Monthly Observer’s Challenge
Compiled by:
Roger Ivester, North Carolina
&
Sue French, New York
June 2021
NGC 5746, Galaxy in Virgo
Sharing Observations and Bringing Amateur Astronomer’s Together
MONTHLY OBSERVER’S CHALLENGE
june-2021-observers-challenge-_ngc-5746Download
This month’s target
William Herschel discovered NGC 5746 on 24 February 1786 with his 18.7-inch reflector. His handwritten journal reads:” Extremely bright, much extended in the parallel, 8 or 9 arcminutes long, bright nucleus.”

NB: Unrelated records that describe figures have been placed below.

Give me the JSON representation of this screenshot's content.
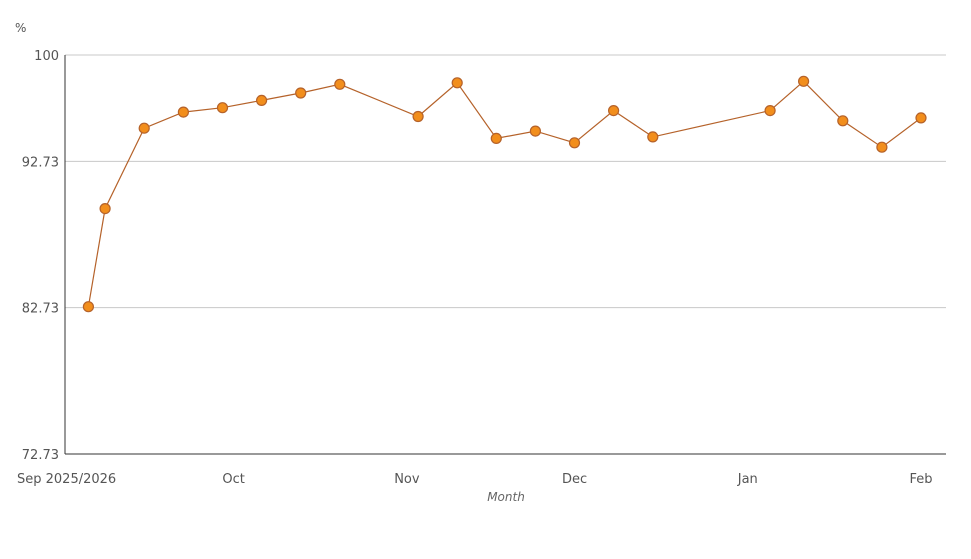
{
  "chart_data": {
    "type": "line",
    "title": "",
    "xlabel": "Month",
    "ylabel": "%",
    "ylim": [
      72.73,
      100
    ],
    "y_ticks": [
      {
        "value": 72.73,
        "label": "72.73"
      },
      {
        "value": 82.73,
        "label": "82.73"
      },
      {
        "value": 92.73,
        "label": "92.73"
      },
      {
        "value": 100,
        "label": "100"
      }
    ],
    "xlim": [
      "2025-09-01",
      "2026-02-01"
    ],
    "x_ticks": [
      {
        "date": "2025-09-01",
        "label": "Sep 2025/2026"
      },
      {
        "date": "2025-10-01",
        "label": "Oct"
      },
      {
        "date": "2025-11-01",
        "label": "Nov"
      },
      {
        "date": "2025-12-01",
        "label": "Dec"
      },
      {
        "date": "2026-01-01",
        "label": "Jan"
      },
      {
        "date": "2026-02-01",
        "label": "Feb"
      }
    ],
    "grid": true,
    "line_color": "#b5622a",
    "marker_color": "#f28e1c",
    "marker_edge_color": "#b5622a",
    "series": [
      {
        "values": [
          {
            "x": "2025-09-05",
            "y": 82.8
          },
          {
            "x": "2025-09-08",
            "y": 89.5
          },
          {
            "x": "2025-09-15",
            "y": 95.0
          },
          {
            "x": "2025-09-22",
            "y": 96.1
          },
          {
            "x": "2025-09-29",
            "y": 96.4
          },
          {
            "x": "2025-10-06",
            "y": 96.9
          },
          {
            "x": "2025-10-13",
            "y": 97.4
          },
          {
            "x": "2025-10-20",
            "y": 98.0
          },
          {
            "x": "2025-11-03",
            "y": 95.8
          },
          {
            "x": "2025-11-10",
            "y": 98.1
          },
          {
            "x": "2025-11-17",
            "y": 94.3
          },
          {
            "x": "2025-11-24",
            "y": 94.8
          },
          {
            "x": "2025-12-01",
            "y": 94.0
          },
          {
            "x": "2025-12-08",
            "y": 96.2
          },
          {
            "x": "2025-12-15",
            "y": 94.4
          },
          {
            "x": "2026-01-05",
            "y": 96.2
          },
          {
            "x": "2026-01-11",
            "y": 98.2
          },
          {
            "x": "2026-01-18",
            "y": 95.5
          },
          {
            "x": "2026-01-25",
            "y": 93.7
          },
          {
            "x": "2026-02-01",
            "y": 95.7
          }
        ]
      }
    ]
  }
}
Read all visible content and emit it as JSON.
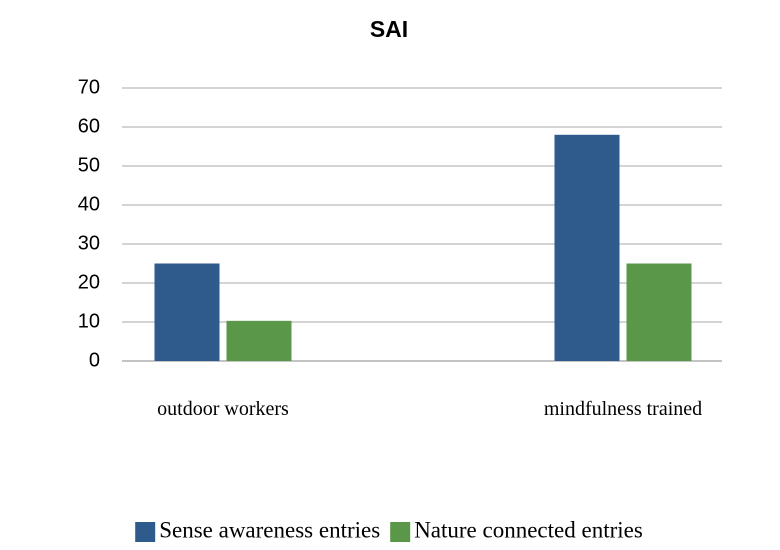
{
  "chart_data": {
    "type": "bar",
    "title": "SAI",
    "categories": [
      "outdoor workers",
      "mindfulness trained"
    ],
    "series": [
      {
        "name": "Sense awareness entries",
        "color": "#2e5a8c",
        "values": [
          25,
          58
        ]
      },
      {
        "name": "Nature connected entries",
        "color": "#5b9748",
        "values": [
          10.3,
          25
        ]
      }
    ],
    "ylim": [
      0,
      70
    ],
    "yticks": [
      0,
      10,
      20,
      30,
      40,
      50,
      60,
      70
    ],
    "grid": true,
    "legend": "bottom"
  }
}
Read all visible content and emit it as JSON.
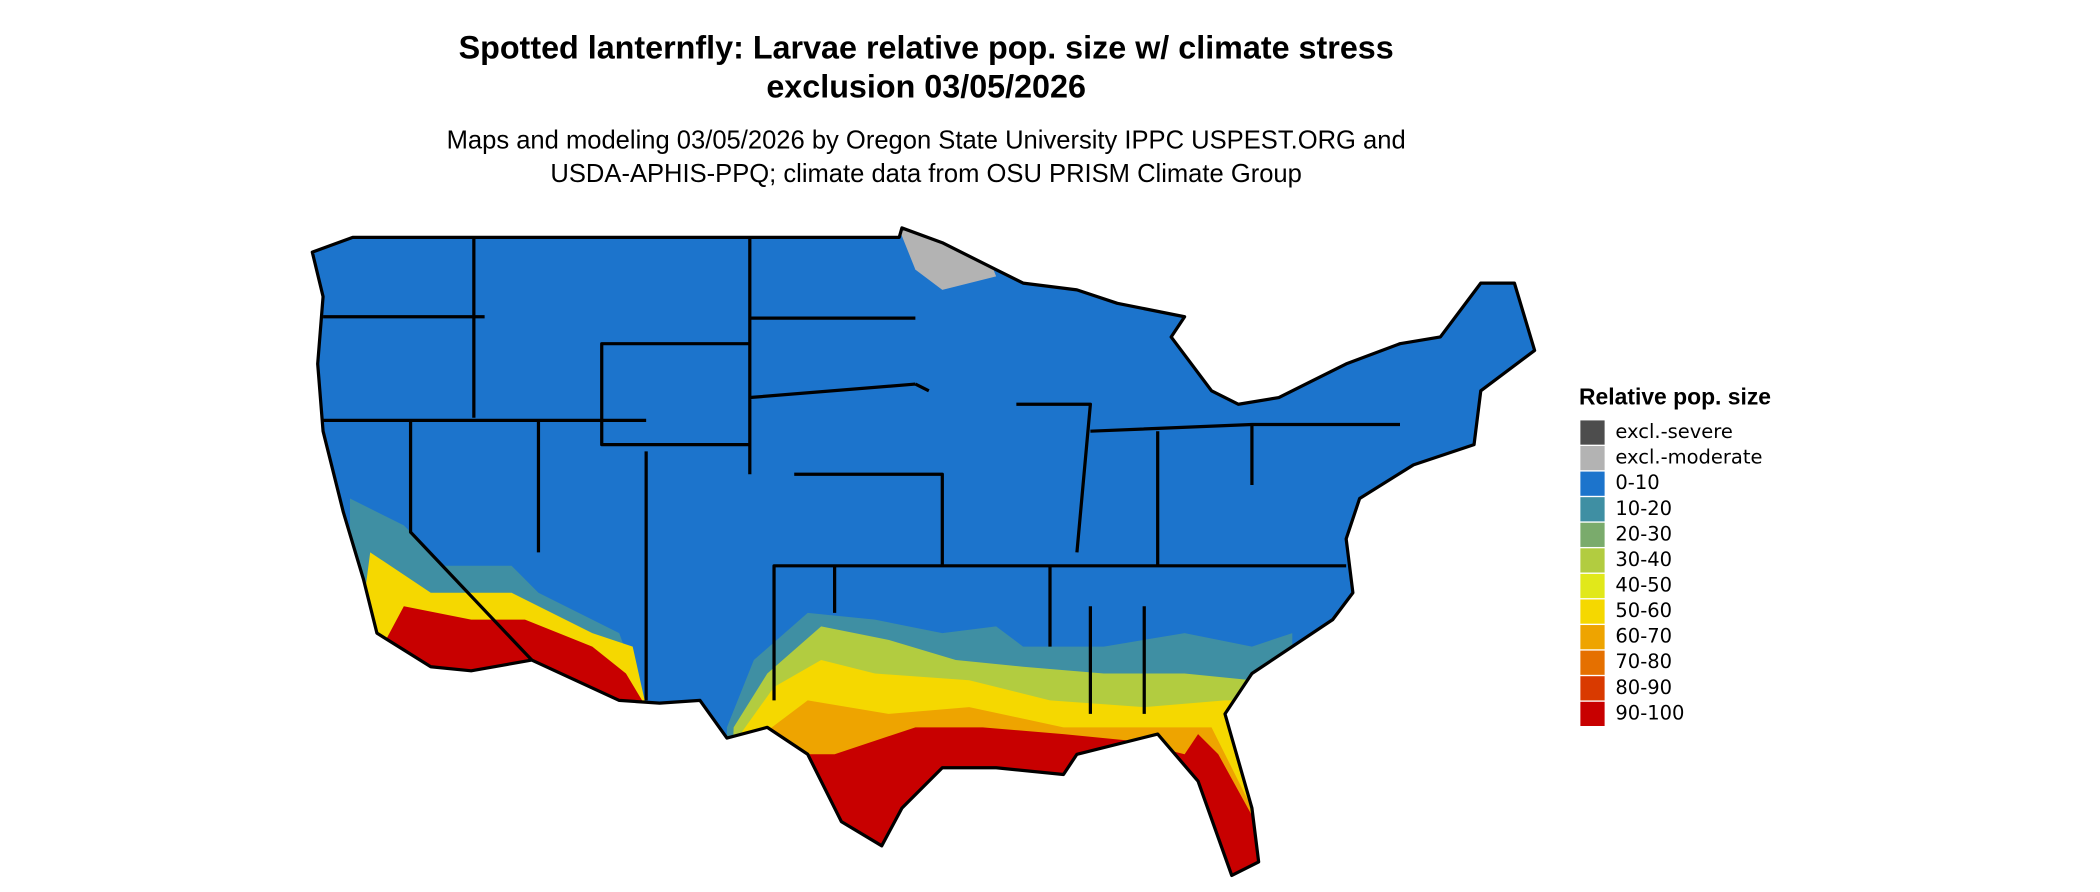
{
  "title": [
    "Spotted lanternfly: Larvae relative pop. size w/ climate stress",
    "exclusion 03/05/2026"
  ],
  "subtitle": [
    "Maps and modeling 03/05/2026 by Oregon State University IPPC USPEST.ORG and",
    "USDA-APHIS-PPQ; climate data from OSU PRISM Climate Group"
  ],
  "legend": {
    "title": "Relative pop. size",
    "items": [
      {
        "label": "excl.-severe",
        "color": "#4d4d4d"
      },
      {
        "label": "excl.-moderate",
        "color": "#b3b3b3"
      },
      {
        "label": "0-10",
        "color": "#1c74cc"
      },
      {
        "label": "10-20",
        "color": "#3f8fa3"
      },
      {
        "label": "20-30",
        "color": "#7aab6c"
      },
      {
        "label": "30-40",
        "color": "#b2cc40"
      },
      {
        "label": "40-50",
        "color": "#e1e81a"
      },
      {
        "label": "50-60",
        "color": "#f5d800"
      },
      {
        "label": "60-70",
        "color": "#eea400"
      },
      {
        "label": "70-80",
        "color": "#e57000"
      },
      {
        "label": "80-90",
        "color": "#d93a00"
      },
      {
        "label": "90-100",
        "color": "#c80000"
      }
    ]
  }
}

A recent study by John Kormendy and Ralf Bender in the Astrophysical Journal presents NGC 5746 as a structural analog of our own galaxy. Both are “are giant, SBb–SBbc galaxies with two pseudobulges, i.e., a compact, disky, star-forming pseudobulge embedded in a vertically thick, ‘red and dead,’ boxy pseudobulge that really is a bar seen almost end-on.” According to the authors, the lives of these galaxies have been dominated by minor mergers and bar-driven evolution for most of the history of the universe. They place NGC 5746 at a distance of 26.7 Mpc (87 million light-years). https://ui.adsabs.harvard.edu/#abs/2019ApJ…872..106K/abstract
NGC 5746’s V(V_T) visual magnitude is 10.32 ± 0.13, and its surface brightness is 12.6. The galaxy’s visible extent through medium-size amateur telescopes under dark skies is in the vicinity of 7.4′ × 1.3′.